Telehealth, which connects clinicians to other clinicians or directly to patients, offers a great deal of convenience and has come to the fore as regulators have eased restrictions on connecting doctors and patients via phone or video-conferencing.
Centers for Medicare & Medicaid Services (CMS) announced on March 17 expanded access to telehealth and telemedicine services to encourage patients to get care at home to limit the risk of spreading Covid-19. A J.D. Power survey in 2019 found that 9.6% of consumers have used telehealth in lieu of a visit to a doctor, urgent care or emergency room in the last 12 months.

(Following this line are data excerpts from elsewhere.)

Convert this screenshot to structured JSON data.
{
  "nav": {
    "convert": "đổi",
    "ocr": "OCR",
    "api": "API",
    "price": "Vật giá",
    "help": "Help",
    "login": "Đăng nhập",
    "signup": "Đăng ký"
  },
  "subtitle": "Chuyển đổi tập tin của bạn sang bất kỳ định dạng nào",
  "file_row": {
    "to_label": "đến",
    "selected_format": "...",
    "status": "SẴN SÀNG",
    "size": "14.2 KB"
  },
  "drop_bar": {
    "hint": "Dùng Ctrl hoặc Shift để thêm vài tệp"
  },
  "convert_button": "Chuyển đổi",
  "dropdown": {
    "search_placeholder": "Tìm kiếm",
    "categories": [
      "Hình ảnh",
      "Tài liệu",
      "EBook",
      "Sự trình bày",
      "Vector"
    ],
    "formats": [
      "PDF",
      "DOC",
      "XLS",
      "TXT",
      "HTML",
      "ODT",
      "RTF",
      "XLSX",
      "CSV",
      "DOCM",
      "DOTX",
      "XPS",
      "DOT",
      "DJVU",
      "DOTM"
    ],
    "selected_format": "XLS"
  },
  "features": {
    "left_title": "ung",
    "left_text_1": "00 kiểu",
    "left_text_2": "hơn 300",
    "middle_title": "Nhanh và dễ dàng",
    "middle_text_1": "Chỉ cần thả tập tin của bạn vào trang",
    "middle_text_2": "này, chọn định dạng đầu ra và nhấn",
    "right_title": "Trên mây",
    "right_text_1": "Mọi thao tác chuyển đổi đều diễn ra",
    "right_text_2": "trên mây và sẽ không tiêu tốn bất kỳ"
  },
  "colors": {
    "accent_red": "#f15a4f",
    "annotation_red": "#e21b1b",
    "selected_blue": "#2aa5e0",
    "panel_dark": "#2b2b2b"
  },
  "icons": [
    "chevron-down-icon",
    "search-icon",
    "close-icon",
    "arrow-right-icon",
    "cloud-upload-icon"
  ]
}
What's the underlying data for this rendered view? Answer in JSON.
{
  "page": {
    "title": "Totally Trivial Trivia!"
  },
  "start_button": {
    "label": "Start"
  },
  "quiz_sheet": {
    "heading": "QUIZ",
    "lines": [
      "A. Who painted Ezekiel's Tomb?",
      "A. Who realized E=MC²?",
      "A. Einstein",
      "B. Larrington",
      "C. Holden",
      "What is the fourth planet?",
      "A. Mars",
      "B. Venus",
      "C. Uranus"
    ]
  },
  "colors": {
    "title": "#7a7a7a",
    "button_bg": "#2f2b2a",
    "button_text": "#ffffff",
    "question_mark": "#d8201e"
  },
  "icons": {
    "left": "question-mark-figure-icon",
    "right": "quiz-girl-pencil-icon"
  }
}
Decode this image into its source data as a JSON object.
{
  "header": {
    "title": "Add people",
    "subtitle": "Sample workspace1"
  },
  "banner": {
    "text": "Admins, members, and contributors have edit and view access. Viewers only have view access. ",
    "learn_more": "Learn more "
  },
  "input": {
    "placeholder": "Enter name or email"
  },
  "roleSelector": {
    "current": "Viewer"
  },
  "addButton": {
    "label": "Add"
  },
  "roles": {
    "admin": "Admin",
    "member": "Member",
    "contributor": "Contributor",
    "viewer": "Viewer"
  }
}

With the new demands placed on telehealth systems, Sachdeva says that healthcare providers are using technology to help triage patient volume by installing chat-bots at the front end that asks patients questions about their symptoms or the risk of exposure to Covid-19 to assist with patient triage. For non-urgent cases, the bot can direct the patient to schedule an appointment in the future or to information that provides guidance for social distancing and self-quarantining.
These chat-bot and messaging platforms can help alleviate strain on telehealth platforms based on the nature of a patient’s question, so non-physician clinicians can respond to more basic questions while doctors can focus on more complex patient care.
“We want to match the demand and medical need with the most appropriate caregiver,” Sachdeva said.
Matters of routine scheduling can also address some of the flow of incoming telehealth requests. “A lot of the volume is coming in during typical business hours, but if you can move them to early hours or after work, that can alleviate the strain and improve the performance of the telehealth system.
“There is not a one size fits all solution to retrofitting telehealth programs,” she added. “There needs to be integration with telehealth and medical records to prevent gaps in care and to encourage remote monitoring to manage chronic condition patients during this time and to help people keep low risk COVID-19 patients healthy while isolating at home.”